Two of the most adored comedy acts, Stan Laurel and Oliver Hardy, return to the big screen this year with ‘Stan and Ollie’. Starring Steve Coogan and John C. Riley, ‘Stan and Ollie’ is not your typical narrative-based film but instead shows a behind-the-scenes perspective of the two comedic legends as they prepare to tour the UK. I rarely find these types of releases of much interest but with ‘Stan and Ollie’ it pays off tremendously with a phenomenal cast and creative approach to the story we never knew until now.
Immediately, Coogan and Riley’s performances as Stan and Ollie blew me away from start to finish. If you closed your eyes and listened you most likely wouldn’t notice much difference from the original Stan and Ollie; the level accuracy regarding tones of voices, facial expressions and, most famously, stupidity that made the two so famous felt like I was watching one of the original Laurel and Hardy TV performances. Although it took time getting used to seeing them as themselves and not as a TV comedy duo. It was still most fascinating to see what their friendship looked like off the camera.
Throughout the film, Stan and Ollie set off on their UK tour performing some of their most memorable moments from their career including their western dance routine, causing havoc with Ollie’s broken leg in a hospital and waiting at a train station Stan and Ollie style! But tears of laughter soon turn into tears of sadness and despair as Ollie’s health takes a sudden turn for the worst and puts the rest of the tour and his relationship with Stan in jeopardy.
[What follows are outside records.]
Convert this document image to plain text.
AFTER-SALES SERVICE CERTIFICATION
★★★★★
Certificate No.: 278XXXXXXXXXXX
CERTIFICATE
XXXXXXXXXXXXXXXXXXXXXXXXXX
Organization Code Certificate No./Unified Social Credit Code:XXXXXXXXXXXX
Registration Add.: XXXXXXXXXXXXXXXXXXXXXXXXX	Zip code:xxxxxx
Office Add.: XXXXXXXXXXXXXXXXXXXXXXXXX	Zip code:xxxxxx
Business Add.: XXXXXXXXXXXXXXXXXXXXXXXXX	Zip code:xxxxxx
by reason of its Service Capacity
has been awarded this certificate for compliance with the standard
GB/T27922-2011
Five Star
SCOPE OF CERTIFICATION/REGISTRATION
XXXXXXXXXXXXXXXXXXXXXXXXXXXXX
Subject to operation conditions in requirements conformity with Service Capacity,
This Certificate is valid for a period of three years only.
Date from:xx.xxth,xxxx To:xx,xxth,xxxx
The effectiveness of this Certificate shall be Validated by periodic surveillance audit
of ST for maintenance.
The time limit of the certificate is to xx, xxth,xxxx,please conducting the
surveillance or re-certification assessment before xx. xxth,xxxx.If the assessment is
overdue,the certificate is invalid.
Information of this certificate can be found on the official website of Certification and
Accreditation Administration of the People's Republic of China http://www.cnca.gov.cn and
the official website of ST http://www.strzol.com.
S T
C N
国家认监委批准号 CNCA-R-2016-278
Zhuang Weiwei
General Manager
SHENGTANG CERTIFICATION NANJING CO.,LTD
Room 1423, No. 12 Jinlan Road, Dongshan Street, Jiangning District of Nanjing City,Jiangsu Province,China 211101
As heart-breaking as it was to potentially see the end of such a strong friendship between the two fellows, these moments were eventually forgotten by both Stan and Ollie who were determined to finish the tour together not just as work partners but true friends.
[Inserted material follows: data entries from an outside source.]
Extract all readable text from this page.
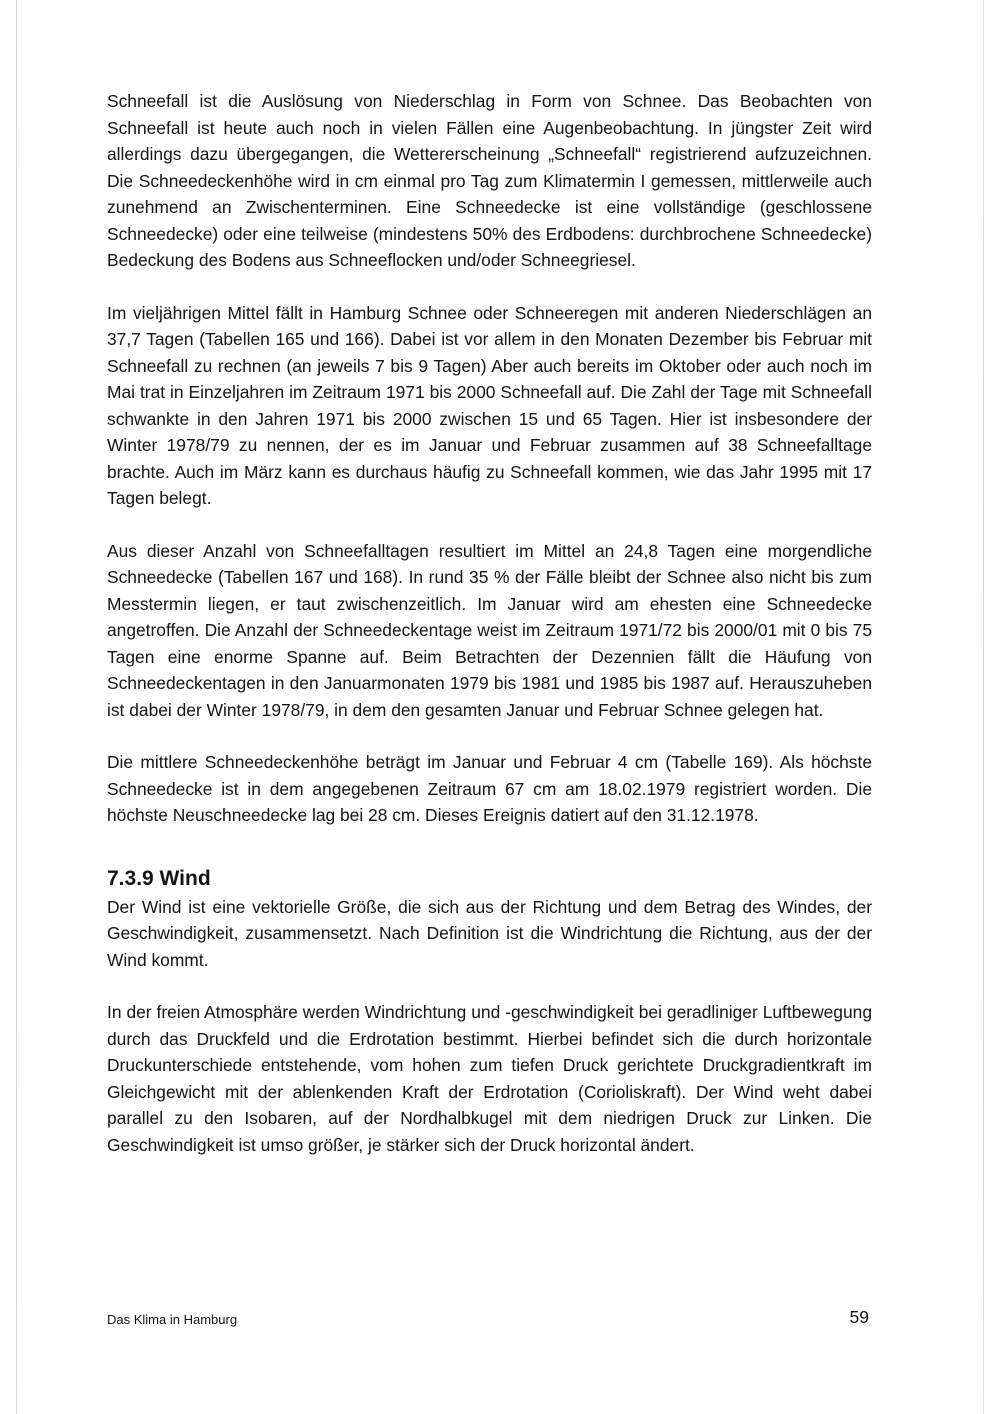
Schneefall ist die Auslösung von Niederschlag in Form von Schnee. Das Beobachten von Schneefall ist heute auch noch in vielen Fällen eine Augenbeobachtung. In jüngster Zeit wird allerdings dazu übergegangen, die Wettererscheinung „Schneefall“ registrierend aufzuzeichnen. Die Schneedeckenhöhe wird in cm einmal pro Tag zum Klimatermin I gemessen, mittlerweile auch zunehmend an Zwischenterminen. Eine Schneedecke ist eine vollständige (geschlossene Schneedecke) oder eine teilweise (mindestens 50% des Erdbodens: durchbrochene Schneedecke) Bedeckung des Bodens aus Schneeflocken und/oder Schneegriesel.

Im vieljährigen Mittel fällt in Hamburg Schnee oder Schneeregen mit anderen Niederschlägen an 37,7 Tagen (Tabellen 165 und 166). Dabei ist vor allem in den Monaten Dezember bis Februar mit Schneefall zu rechnen (an jeweils 7 bis 9 Tagen) Aber auch bereits im Oktober oder auch noch im Mai trat in Einzeljahren im Zeitraum 1971 bis 2000 Schneefall auf. Die Zahl der Tage mit Schneefall schwankte in den Jahren 1971 bis 2000 zwischen 15 und 65 Tagen. Hier ist insbesondere der Winter 1978/79 zu nennen, der es im Januar und Februar zusammen auf 38 Schneefalltage brachte. Auch im März kann es durchaus häufig zu Schneefall kommen, wie das Jahr 1995 mit 17 Tagen belegt.

Aus dieser Anzahl von Schneefalltagen resultiert im Mittel an 24,8 Tagen eine morgendliche Schneedecke (Tabellen 167 und 168). In rund 35 % der Fälle bleibt der Schnee also nicht bis zum Messtermin liegen, er taut zwischenzeitlich. Im Januar wird am ehesten eine Schneedecke angetroffen. Die Anzahl der Schneedeckentage weist im Zeitraum 1971/72 bis 2000/01 mit 0 bis 75 Tagen eine enorme Spanne auf. Beim Betrachten der Dezennien fällt die Häufung von Schneedeckentagen in den Januarmonaten 1979 bis 1981 und 1985 bis 1987 auf. Herauszuheben ist dabei der Winter 1978/79, in dem den gesamten Januar und Februar Schnee gelegen hat.

Die mittlere Schneedeckenhöhe beträgt im Januar und Februar 4 cm (Tabelle 169). Als höchste Schneedecke ist in dem angegebenen Zeitraum 67 cm am 18.02.1979 registriert worden. Die höchste Neuschneedecke lag bei 28 cm. Dieses Ereignis datiert auf den 31.12.1978.

7.3.9 Wind

Der Wind ist eine vektorielle Größe, die sich aus der Richtung und dem Betrag des Windes, der Geschwindigkeit, zusammensetzt. Nach Definition ist die Windrichtung die Richtung, aus der der Wind kommt.

In der freien Atmosphäre werden Windrichtung und -geschwindigkeit bei geradliniger Luftbewegung durch das Druckfeld und die Erdrotation bestimmt. Hierbei befindet sich die durch horizontale Druckunterschiede entstehende, vom hohen zum tiefen Druck gerichtete Druckgradientkraft im Gleichgewicht mit der ablenkenden Kraft der Erdrotation (Corioliskraft). Der Wind weht dabei parallel zu den Isobaren, auf der Nordhalbkugel mit dem niedrigen Druck zur Linken. Die Geschwindigkeit ist umso größer, je stärker sich der Druck horizontal ändert.

Das Klima in Hamburg	59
With ‘Stan and Ollie’ being more of a documentary movie than anything else, it creates the balance between true friendship and serious business partners that make the behind-the-scenes perspective so believable. Coogan and Riley's performance as Stan and Ollie couldn't be more fitting and the throwback to their most beloved moments during their stage performances defined what made them such an iconic duo, to begin with.